The current pipeline system is made up of the US North Baja segment owned by Calgary-based pipeline and energy company TransCanada. The pipeline runs 80 miles (129km) from Ehrenberg, Arizona, through southeastern California to the Mexican border. The Sempra-owned Mexican segment, Bajanorte, stretches 140 miles westward across Baja California.
The proposed expansion of the North Baja system entails expanding the existing pipeline by laying a new line across California's Imperial Valley.
The California commission's decision was significant because it approved an environmental impact report that can be used by Riverside and Imperial county officials, who must also sign off on the project, Reuters quoted TransCanada general manager Henry Morse as saying.
Morse also said TransCanada hopes to get approval for its expansion from the US's Federal Energy Regulatory Commission later this month, Reuters reported.
The combined 220-mile TransCanada/Sempra natural gas transportation system provides gas to Baja California, Mexico, with a 500Mf3/d (14Mm3/d) gas transport capacity, though flow will be reversed to bring gas to California from the Costa Azul LNG terminal once operations begin, according to Sempra's website.
The western end of the Bajanorte pipeline connects with the 23-mile Transportadora de Gas Natural (TGN) pipeline, also owned by Sempra, which has a capacity of 300Mf3/d, according to TGN's website.
TGN can transport gas north to the interconnection with the San Diego Gas & Electric system at the international border, or southwest to the 320MW Presidente Juarez thermoelectric plant in Rosarito owned by Mexican state power company CFE.
Likewise, Sempra is expanding its Mexican pipelines with a 45-mile line to connect the Costa Azul terminal with the Bajanorte pipeline. The expansion will begin operations in 2008, according to Sempra's website.
Together, the expansions will allow for import into the US of up to 2.7Bf3/d of re-gasified LNG supplied from terminals in Baja California, Mexico, according to Transcanada's website.
Construction of the Costa Azul LNG terminal is 80% complete; Reuters quoted a company spokesperson as saying.

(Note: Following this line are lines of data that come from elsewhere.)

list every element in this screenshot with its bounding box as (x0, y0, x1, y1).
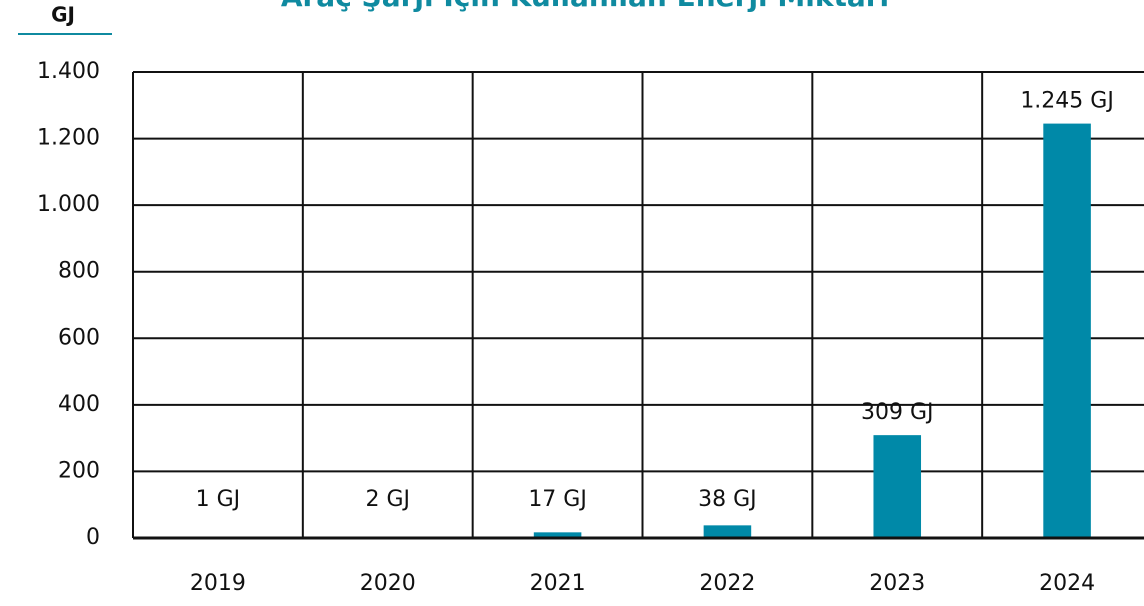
bar (703, 525, 752, 538)
value-label: 1 GJ (196, 487, 241, 512)
y-tick-label: 200 (58, 458, 100, 483)
value-label: 38 GJ (698, 487, 757, 512)
y-tick-label: 400 (58, 392, 100, 417)
x-tick-label: 2019 (190, 571, 246, 596)
x-tick-label: 2020 (360, 571, 416, 596)
value-label: 17 GJ (528, 487, 587, 512)
bar (873, 435, 922, 538)
bar (533, 532, 582, 538)
chart-title: Araç Şarjı İçin Kullanılan Enerji Miktar… (281, 0, 889, 13)
y-axis-label: GJ (51, 3, 75, 27)
x-tick-label: 2024 (1039, 571, 1095, 596)
y-tick-label: 0 (86, 525, 100, 550)
bar (1043, 123, 1091, 538)
value-label: 309 GJ (861, 400, 934, 425)
x-tick-label: 2023 (869, 571, 925, 596)
y-tick-label: 800 (58, 259, 100, 284)
y-tick-label: 1.000 (37, 192, 100, 217)
y-tick-label: 1.200 (37, 126, 100, 151)
x-tick-label: 2022 (699, 571, 755, 596)
value-label: 1.245 GJ (1020, 89, 1114, 114)
y-tick-label: 600 (58, 325, 100, 350)
y-tick-label: 1.400 (37, 59, 100, 84)
value-label: 2 GJ (365, 487, 410, 512)
x-tick-label: 2021 (530, 571, 586, 596)
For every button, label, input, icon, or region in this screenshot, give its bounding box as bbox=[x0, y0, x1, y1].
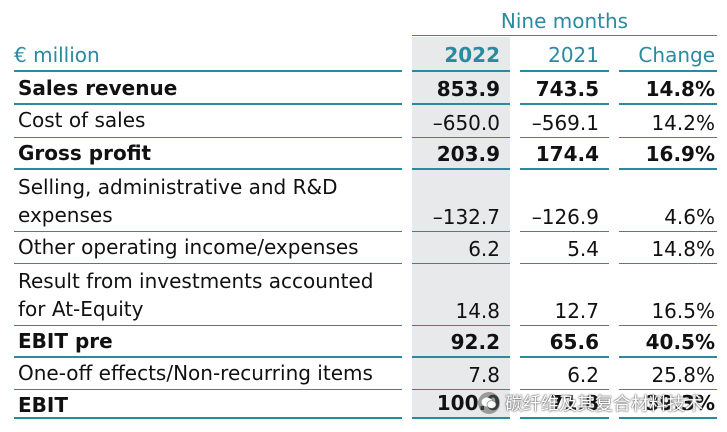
value-2021: 65.6 bbox=[549, 330, 599, 354]
table-row: Result from investments accounted for At… bbox=[14, 265, 717, 326]
row-label-line: Result from investments accounted bbox=[18, 269, 374, 293]
table-row: Other operating income/expenses 6.2 5.4 … bbox=[14, 233, 717, 264]
table-row: Gross profit 203.9 174.4 16.9% bbox=[14, 139, 717, 170]
value-change: 14.8% bbox=[645, 77, 715, 101]
column-header-2021: 2021 bbox=[520, 37, 609, 72]
value-2021: 174.4 bbox=[535, 142, 599, 166]
value-2022: –650.0 bbox=[432, 111, 500, 135]
value-change: 16.5% bbox=[651, 299, 715, 323]
value-change: 25.8% bbox=[651, 363, 715, 387]
table-row: Selling, administrative and R&D expenses… bbox=[14, 171, 717, 232]
value-2022: 7.8 bbox=[468, 363, 500, 387]
table-row: EBIT 100.0 71.8 39.3% bbox=[14, 391, 717, 419]
row-label: Cost of sales bbox=[14, 106, 402, 138]
value-2022: –132.7 bbox=[432, 205, 500, 229]
value-change: 39.3% bbox=[645, 391, 715, 415]
row-label-line: for At-Equity bbox=[18, 297, 144, 321]
value-change: 14.2% bbox=[651, 111, 715, 135]
row-label: Gross profit bbox=[14, 139, 402, 170]
row-label: Result from investments accounted for At… bbox=[14, 265, 402, 326]
value-change: 4.6% bbox=[664, 205, 715, 229]
column-header-change: Change bbox=[619, 37, 717, 72]
value-change: 16.9% bbox=[645, 142, 715, 166]
value-2021: 5.4 bbox=[567, 237, 599, 261]
value-2021: 743.5 bbox=[535, 77, 599, 101]
watermark-text: 碳纤维及其复合材料技术 bbox=[505, 394, 703, 415]
value-change: 14.8% bbox=[651, 237, 715, 261]
row-label: Other operating income/expenses bbox=[14, 233, 402, 264]
column-header-2022: 2022 bbox=[412, 37, 510, 72]
value-2022: 853.9 bbox=[436, 77, 500, 101]
financial-table: Nine months € million 2022 2021 Change S… bbox=[14, 7, 717, 419]
wechat-icon bbox=[478, 392, 500, 414]
row-label: One-off effects/Non-recurring items bbox=[14, 359, 402, 390]
watermark: 碳纤维及其复合材料技术 bbox=[478, 388, 703, 418]
highlight-column-2022 bbox=[412, 37, 510, 419]
table-row: EBIT pre 92.2 65.6 40.5% bbox=[14, 327, 717, 358]
value-2021: –569.1 bbox=[531, 111, 599, 135]
value-2021: 6.2 bbox=[567, 363, 599, 387]
table-row: One-off effects/Non-recurring items 7.8 … bbox=[14, 359, 717, 390]
value-2022: 14.8 bbox=[455, 299, 500, 323]
column-header-row: € million 2022 2021 Change bbox=[14, 37, 717, 72]
row-label: Sales revenue bbox=[14, 74, 402, 105]
value-2022: 203.9 bbox=[436, 142, 500, 166]
value-2021: –126.9 bbox=[531, 205, 599, 229]
row-label: EBIT bbox=[14, 391, 402, 419]
table-row: Sales revenue 853.9 743.5 14.8% bbox=[14, 74, 717, 105]
value-2022: 6.2 bbox=[468, 237, 500, 261]
row-label-line: Selling, administrative and R&D bbox=[18, 175, 338, 199]
unit-label: € million bbox=[14, 37, 402, 72]
group-header: Nine months bbox=[412, 7, 717, 36]
value-2022: 92.2 bbox=[450, 330, 500, 354]
value-2021: 71.8 bbox=[549, 391, 599, 415]
row-label: Selling, administrative and R&D expenses bbox=[14, 171, 402, 232]
value-2021: 12.7 bbox=[554, 299, 599, 323]
row-label: EBIT pre bbox=[14, 327, 402, 358]
table-row: Cost of sales –650.0 –569.1 14.2% bbox=[14, 106, 717, 138]
row-label-line: expenses bbox=[18, 203, 113, 227]
value-change: 40.5% bbox=[645, 330, 715, 354]
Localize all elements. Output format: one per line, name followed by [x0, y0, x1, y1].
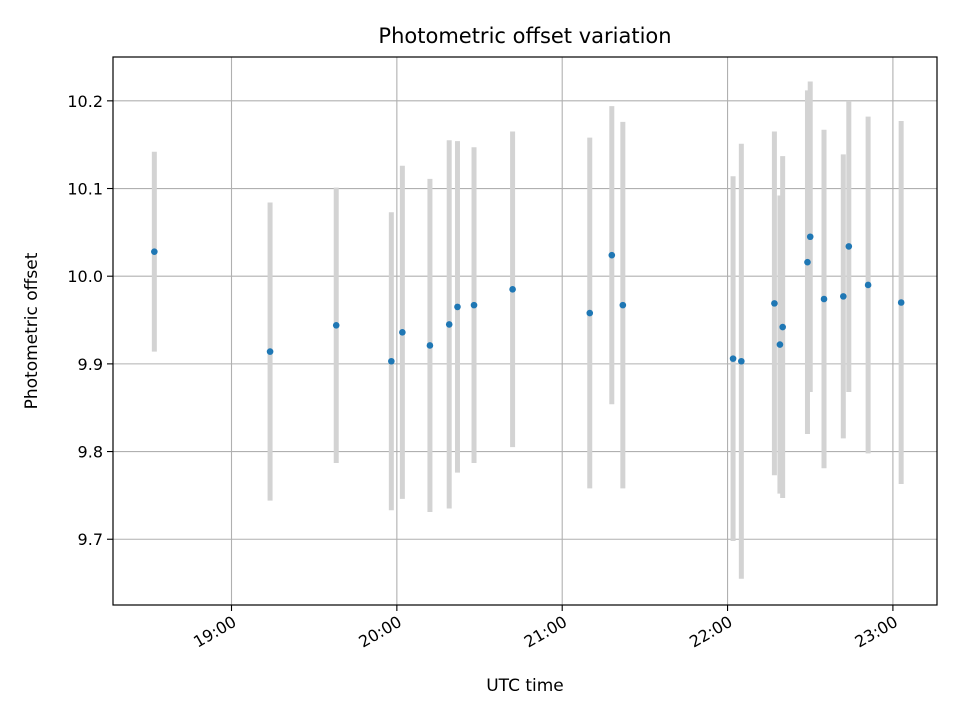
x-tick-label: 20:00: [355, 612, 404, 652]
x-axis-ticks: 19:00 20:00 21:00 22:00 23:00: [190, 605, 901, 652]
data-point: [820, 295, 828, 303]
error-bars: [151, 81, 904, 579]
data-point: [454, 303, 461, 311]
data-point: [806, 233, 814, 241]
y-tick-label: 9.7: [78, 530, 103, 549]
data-point: [619, 301, 627, 309]
y-tick-label: 10.2: [67, 92, 103, 111]
data-point: [864, 281, 872, 289]
data-point: [779, 323, 786, 331]
data-point: [509, 286, 516, 293]
data-point: [608, 251, 616, 259]
data-point: [586, 309, 594, 317]
x-tick-label: 23:00: [851, 612, 900, 652]
x-axis-label: UTC time: [486, 676, 564, 696]
data-point: [426, 342, 434, 349]
data-point: [388, 357, 395, 365]
y-tick-label: 9.9: [78, 355, 103, 374]
y-axis-label: Photometric offset: [22, 252, 42, 409]
y-axis-ticks: 9.7 9.8 9.9 10.0 10.1 10.2: [67, 92, 113, 549]
y-tick-label: 10.1: [67, 180, 103, 199]
data-point: [332, 322, 340, 329]
x-tick-label: 19:00: [190, 612, 239, 652]
data-point: [399, 329, 406, 336]
data-point: [738, 357, 745, 365]
data-point: [445, 321, 453, 328]
data-point: [897, 299, 905, 306]
data-point: [151, 248, 158, 255]
x-tick-label: 21:00: [521, 612, 570, 652]
y-tick-label: 10.0: [67, 267, 103, 286]
grid-lines: [113, 57, 937, 605]
data-point: [266, 348, 274, 355]
data-point: [729, 355, 737, 362]
plot-frame: [112, 56, 938, 606]
data-point: [845, 243, 853, 250]
data-point: [470, 301, 478, 309]
data-point: [840, 293, 847, 300]
data-point: [771, 300, 778, 307]
x-tick-label: 22:00: [686, 612, 735, 652]
chart-title: Photometric offset variation: [378, 24, 671, 48]
data-point: [804, 258, 811, 266]
data-points: [151, 233, 905, 365]
y-tick-label: 9.8: [78, 443, 103, 462]
data-point: [776, 341, 784, 348]
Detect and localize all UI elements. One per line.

One quarter of the LNG to be shipped to Costa Azul is already contracted to state power company CFE's plant in Rosarito.
Some of the LNG is expected to fuel two plants near Mexicali in Baja California - Sempra's 600MW Termoelectrica plant and the 1.1GW Rosita plant owned by US power company InterGen - although the definitive offtake is yet to be determined, according to Reuters.
Once operational, the Costa Azul terminal will have 1Bf3/d capacity.